The lessons we take from obstacles we encounter can be fundamental to later success. Recount a time when you faced a challenge, setback, or failure. How did it affect you, and what did you learn from the experience? or Discuss an accomplishment, event, or realization that sparked a period of personal growth and a new understanding of yourself or others.
I have written about how my family situations taught me to become the person I am now. It is exactly 650 words.
No More What-ifs
"Bye...Bye" said my dad, and he left.
It was raining cats and dogs as I stared outside from the veranda. It seemed as if the weather, too, was as worried as I am.
A woman in her 30s with an umbrella, standing in front of our house calling Navaraj...Navaraj. My dad, startled by her arrival, rushed down from the second floor of the house and I was shocked to shiver. Now, my suspicions had transformed into reality, and worse, I didn't know that "she" was PREGNANT.
I was in 10th grade when I first became suspicious about my dad's affair. I had overheard my dad on a call saying "I cannot come there this year to celebrate Dashain with you." I wondered for days who that 'you' was and if that had something to with my dad not coming to our village with us last year.
Now, the lady stood in our front door asking for her rights. My mom, heartbroken, couldn't even utter a sound. Clueless, my sisters just sat there. It was the first time I saw my mom weeping. My father, who didn't know what to do, just sat on the bed while the lady waited. Amidst the cries and confusion, I being the eldest child, knew that I need to do something. Without thinking, I searched for my father's wallet. As I handed it to him, I said, "Dad, please go & sort things out." He reluctantly stood up and said "Bye...Bye" then left.
Until now, we had a secure life. My mom had invested all her time taking care of us so we could excel in school and beyond while my dad ran a shop that supplied cement. It all fell apart that evening.
To my sheer surprise the next day, my mom appeared cheerful. Then, I quickly realized she just wanted us not to be sad. Nonetheless, I understood how sad she was. I wanted to cry, but "Sajan, you need to be strong. Your family needs you," said my mind. This kept me going, and made me work even harder. Now, I had to be the backbone of our house. I began tutoring my sister and then my neighbors' children for financial support.
In Nepal, affairs and single parenting are looked down upon. I felt no one would understand my struggle and so I never spoke to anyone about it except my math teacher. It was the week before my board examination when my math teacher called me in and asked what was wrong. At first, I was too embarrassed to ask for help but after a week of giving up due to my what-ifs, I finally mustered the courage to explain.

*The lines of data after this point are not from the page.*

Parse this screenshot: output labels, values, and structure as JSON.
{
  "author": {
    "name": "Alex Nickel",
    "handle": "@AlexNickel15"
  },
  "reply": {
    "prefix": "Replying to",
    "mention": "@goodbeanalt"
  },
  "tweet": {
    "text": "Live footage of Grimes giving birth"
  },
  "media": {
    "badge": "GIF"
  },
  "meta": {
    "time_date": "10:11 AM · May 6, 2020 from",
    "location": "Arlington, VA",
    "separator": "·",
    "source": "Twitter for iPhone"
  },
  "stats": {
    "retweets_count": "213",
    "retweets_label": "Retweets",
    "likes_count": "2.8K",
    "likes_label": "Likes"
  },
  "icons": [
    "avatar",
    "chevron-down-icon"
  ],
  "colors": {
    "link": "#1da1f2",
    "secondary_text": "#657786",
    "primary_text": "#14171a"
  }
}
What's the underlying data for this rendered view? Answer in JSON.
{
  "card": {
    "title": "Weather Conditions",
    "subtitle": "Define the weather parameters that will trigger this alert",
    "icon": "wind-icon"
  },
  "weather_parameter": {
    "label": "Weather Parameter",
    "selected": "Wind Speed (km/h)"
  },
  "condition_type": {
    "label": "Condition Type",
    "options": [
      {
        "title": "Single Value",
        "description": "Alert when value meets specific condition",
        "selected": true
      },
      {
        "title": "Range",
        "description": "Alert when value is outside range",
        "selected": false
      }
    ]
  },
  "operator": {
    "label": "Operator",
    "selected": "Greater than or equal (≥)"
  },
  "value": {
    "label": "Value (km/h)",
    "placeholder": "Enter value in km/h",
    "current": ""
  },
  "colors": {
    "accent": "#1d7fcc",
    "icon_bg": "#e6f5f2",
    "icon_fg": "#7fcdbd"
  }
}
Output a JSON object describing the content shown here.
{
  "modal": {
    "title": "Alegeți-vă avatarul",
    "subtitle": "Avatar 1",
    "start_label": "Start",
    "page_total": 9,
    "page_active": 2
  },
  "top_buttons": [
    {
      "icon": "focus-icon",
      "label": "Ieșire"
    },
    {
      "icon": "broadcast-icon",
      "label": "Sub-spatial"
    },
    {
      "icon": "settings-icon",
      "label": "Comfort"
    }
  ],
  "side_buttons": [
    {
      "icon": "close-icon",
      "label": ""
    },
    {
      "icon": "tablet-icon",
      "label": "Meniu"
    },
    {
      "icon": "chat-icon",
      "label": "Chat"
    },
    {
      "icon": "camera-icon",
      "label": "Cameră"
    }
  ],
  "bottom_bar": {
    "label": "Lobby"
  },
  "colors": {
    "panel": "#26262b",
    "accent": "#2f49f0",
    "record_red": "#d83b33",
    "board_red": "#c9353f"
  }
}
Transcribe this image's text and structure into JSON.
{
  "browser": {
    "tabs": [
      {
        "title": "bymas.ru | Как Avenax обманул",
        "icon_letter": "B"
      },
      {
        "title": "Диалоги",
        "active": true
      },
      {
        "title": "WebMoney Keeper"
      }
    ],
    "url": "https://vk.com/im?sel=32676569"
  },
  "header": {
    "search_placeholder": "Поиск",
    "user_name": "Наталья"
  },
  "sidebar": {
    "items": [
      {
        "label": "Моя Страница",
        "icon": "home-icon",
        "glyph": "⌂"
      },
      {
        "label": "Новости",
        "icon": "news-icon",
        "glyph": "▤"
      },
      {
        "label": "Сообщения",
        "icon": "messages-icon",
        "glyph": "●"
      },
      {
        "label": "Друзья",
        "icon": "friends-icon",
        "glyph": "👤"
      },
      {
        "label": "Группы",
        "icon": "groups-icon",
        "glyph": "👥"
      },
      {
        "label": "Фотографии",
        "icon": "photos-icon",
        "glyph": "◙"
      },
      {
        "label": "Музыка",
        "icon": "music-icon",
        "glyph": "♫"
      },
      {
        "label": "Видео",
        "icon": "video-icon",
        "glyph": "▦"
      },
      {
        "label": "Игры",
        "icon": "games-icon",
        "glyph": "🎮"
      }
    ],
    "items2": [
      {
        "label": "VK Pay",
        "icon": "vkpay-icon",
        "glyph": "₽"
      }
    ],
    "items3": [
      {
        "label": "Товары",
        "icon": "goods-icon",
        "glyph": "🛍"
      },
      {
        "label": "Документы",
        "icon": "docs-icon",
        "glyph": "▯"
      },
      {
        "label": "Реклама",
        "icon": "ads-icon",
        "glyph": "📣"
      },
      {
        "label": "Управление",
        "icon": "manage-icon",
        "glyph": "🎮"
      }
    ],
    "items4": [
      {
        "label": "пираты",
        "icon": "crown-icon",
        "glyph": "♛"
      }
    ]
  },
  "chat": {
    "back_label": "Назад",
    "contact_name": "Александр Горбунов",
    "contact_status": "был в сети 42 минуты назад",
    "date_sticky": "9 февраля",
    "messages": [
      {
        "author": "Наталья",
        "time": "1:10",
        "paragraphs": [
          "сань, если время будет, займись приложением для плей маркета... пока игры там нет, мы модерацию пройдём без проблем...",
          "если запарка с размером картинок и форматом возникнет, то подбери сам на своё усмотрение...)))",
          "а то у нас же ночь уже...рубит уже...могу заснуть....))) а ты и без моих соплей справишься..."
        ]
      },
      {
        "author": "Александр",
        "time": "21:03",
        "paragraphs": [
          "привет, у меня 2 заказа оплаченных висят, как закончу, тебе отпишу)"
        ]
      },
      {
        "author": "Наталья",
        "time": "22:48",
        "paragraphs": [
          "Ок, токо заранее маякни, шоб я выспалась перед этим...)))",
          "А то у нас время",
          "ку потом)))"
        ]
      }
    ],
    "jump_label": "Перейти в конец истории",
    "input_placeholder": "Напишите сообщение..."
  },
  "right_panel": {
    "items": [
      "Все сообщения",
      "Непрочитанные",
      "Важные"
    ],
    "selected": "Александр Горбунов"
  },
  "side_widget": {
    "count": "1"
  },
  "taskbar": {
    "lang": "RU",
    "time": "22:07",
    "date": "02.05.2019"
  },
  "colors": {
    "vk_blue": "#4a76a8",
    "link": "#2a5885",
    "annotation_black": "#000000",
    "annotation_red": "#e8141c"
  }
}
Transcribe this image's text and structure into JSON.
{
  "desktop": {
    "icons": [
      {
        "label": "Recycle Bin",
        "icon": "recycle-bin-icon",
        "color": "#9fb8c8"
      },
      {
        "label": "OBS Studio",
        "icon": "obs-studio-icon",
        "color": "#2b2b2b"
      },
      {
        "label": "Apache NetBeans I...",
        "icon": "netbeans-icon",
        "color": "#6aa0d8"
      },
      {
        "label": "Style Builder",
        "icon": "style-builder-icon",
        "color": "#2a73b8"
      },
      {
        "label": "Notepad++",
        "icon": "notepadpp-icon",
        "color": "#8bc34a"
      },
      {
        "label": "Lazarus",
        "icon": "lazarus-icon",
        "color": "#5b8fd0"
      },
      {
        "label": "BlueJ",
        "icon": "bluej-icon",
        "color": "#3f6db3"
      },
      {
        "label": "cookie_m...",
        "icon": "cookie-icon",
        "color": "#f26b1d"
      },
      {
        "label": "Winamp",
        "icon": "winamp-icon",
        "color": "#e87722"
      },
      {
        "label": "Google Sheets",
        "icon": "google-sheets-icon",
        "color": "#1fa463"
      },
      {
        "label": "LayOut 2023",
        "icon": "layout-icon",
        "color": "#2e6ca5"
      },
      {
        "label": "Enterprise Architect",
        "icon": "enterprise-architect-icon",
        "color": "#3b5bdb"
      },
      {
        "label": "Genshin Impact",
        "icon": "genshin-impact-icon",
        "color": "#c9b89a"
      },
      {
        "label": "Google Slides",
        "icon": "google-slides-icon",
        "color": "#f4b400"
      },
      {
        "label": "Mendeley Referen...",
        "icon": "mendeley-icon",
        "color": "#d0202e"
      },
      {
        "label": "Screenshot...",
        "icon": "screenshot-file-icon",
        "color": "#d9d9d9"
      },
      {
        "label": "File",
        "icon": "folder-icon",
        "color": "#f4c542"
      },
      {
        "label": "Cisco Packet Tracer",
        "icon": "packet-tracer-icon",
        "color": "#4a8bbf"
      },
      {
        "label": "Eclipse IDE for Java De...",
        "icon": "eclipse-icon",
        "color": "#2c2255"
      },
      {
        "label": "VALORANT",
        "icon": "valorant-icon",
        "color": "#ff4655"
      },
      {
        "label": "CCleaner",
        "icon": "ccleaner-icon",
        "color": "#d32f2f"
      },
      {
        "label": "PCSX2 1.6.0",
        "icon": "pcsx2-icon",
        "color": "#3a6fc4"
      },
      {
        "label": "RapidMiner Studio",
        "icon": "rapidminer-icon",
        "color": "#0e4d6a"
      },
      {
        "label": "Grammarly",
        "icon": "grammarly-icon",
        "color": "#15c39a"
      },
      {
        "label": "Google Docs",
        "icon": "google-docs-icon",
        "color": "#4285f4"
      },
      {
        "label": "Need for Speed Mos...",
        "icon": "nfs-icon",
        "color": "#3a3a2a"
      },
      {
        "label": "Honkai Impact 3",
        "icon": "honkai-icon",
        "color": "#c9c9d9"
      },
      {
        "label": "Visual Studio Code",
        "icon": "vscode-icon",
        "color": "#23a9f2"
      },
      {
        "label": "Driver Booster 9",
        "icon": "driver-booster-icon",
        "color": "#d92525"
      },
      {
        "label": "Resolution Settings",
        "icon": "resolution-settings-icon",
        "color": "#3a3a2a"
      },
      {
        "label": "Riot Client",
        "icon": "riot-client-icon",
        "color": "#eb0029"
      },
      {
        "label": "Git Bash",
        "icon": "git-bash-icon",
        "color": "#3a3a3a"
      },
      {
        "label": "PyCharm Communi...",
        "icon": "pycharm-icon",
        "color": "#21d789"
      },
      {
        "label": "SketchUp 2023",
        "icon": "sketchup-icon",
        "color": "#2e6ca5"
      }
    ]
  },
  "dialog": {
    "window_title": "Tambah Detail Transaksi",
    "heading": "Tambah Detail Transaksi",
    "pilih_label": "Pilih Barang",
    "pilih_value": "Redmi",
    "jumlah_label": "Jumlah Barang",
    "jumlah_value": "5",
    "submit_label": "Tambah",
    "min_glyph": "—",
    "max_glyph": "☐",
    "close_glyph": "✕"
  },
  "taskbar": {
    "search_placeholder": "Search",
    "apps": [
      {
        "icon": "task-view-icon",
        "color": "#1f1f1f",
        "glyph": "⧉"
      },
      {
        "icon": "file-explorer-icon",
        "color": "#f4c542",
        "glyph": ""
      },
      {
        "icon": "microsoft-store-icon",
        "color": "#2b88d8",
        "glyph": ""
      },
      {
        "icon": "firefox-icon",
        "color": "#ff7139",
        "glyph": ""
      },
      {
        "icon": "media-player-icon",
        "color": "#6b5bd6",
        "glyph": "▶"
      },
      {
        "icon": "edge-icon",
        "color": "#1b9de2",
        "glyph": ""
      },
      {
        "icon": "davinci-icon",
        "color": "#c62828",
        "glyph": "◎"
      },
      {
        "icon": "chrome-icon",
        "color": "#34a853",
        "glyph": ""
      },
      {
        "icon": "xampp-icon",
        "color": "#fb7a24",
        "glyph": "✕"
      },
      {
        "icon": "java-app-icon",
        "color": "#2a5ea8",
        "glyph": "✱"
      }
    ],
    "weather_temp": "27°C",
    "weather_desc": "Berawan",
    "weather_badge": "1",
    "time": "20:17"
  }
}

Looking back, I realize how lucky I was to have him as my teacher. Had I given in to the "what-ifs", I would never have had his support, and would not be who I am today. Two years have passed since and I thank my younger self for embracing the challenges as an opportunity for self-improvement.
I learned from my family situation to be strong, reach out to people, and get involved. Whether sitting in the park, joining different clubs or participating in Olympiads and competitions, I look to form and develop intentional relationships with people. Currently, I am forming connections with international students who participated in the International Olympiad GeCAA. This will always be the case, with even more amazing people.
Finally, exploring various things without any hesitations and getting to know people whom I can't imagine not knowing, I never want to hold back myself with my limitations and what-ifs. Rather, I want to conquer them and explore further. With my mindset to grow and learn without any what-ifs, I do not fear the challenges ahead. I know I will emerge stronger and I believe the best is yet to come. Bye...bye what-ifs.